Simulation of the projected river flow changes using integrated downscaling and Bayesian optimization-tuned kernel-based models

In terms of having a comprehensive vision toward investigating the impact of future climate changes, LARS-WG, a weather generator model, was employed in the present study to project future changes in precipitation and maximum and minimum temperature. Considering the significant uncertainties linked to future climate projections, three general circulation models (GCMs), HadGEM2-ES, BCC-CSM1, and CanESM2, were utilized to project the future climate depending on three important scenarios of emissions, RCP2.6, RCP4.5, and RCP8.5, covering the period of from 2020 to 2041. Two local synoptic stations in Iran, representing distinct climatic characteristics, were utilized to validate the model, by adopting the historical data spanning twenty years (2001-2020). The results indicated a decrease in mean runoff during spring for semiarid areas (maximum of 19.95 m3/s in May) and in both spring and winter for humid areas (maximum of 8.7 m3/s in May) over the next twenty years. Moreover, under the RCP8.5 scenario, the humid region experienced a maximum rainfall increase of 66.66 mm compared to the base period. Additionally, the semi-arid region observed a maximum temperature increase of 1.18 degrees C under the same RCP8.5 scenario.
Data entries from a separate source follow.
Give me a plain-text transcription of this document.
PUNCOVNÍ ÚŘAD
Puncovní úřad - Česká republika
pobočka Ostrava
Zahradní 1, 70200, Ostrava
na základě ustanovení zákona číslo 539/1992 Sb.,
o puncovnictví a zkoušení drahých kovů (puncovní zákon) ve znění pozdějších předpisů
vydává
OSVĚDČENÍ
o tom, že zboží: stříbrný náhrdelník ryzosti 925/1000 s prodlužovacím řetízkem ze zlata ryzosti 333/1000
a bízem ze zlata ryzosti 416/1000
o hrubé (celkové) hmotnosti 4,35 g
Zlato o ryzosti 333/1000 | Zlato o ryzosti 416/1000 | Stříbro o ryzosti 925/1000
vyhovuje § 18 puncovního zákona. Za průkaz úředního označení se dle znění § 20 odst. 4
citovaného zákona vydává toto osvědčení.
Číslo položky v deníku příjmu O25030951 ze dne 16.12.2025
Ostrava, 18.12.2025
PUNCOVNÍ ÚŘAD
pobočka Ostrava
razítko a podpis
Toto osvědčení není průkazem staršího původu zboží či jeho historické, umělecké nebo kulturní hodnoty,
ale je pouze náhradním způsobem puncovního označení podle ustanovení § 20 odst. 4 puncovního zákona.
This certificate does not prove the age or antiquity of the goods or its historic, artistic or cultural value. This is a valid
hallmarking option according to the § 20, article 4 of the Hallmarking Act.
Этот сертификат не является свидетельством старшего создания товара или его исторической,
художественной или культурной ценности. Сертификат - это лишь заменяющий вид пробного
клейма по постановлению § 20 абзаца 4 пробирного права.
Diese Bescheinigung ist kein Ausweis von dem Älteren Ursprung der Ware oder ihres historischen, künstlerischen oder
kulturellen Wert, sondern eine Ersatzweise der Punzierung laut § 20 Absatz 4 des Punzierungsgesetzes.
The next step involved using downscaled parameters as inputs for the Bayesian optimization-based kernel-based models to simulate future runoff considering the impact of climate change. The results obtained demonstrate that the semi-arid region exhibits better forecasting capabilities, achieving evaluation criteria values of R = 0.973, NSE = 0.946, and RMSE = 0.020. The result emphasizes the need for implementing sustainable adaptation strategies to protect future water resources in the basin.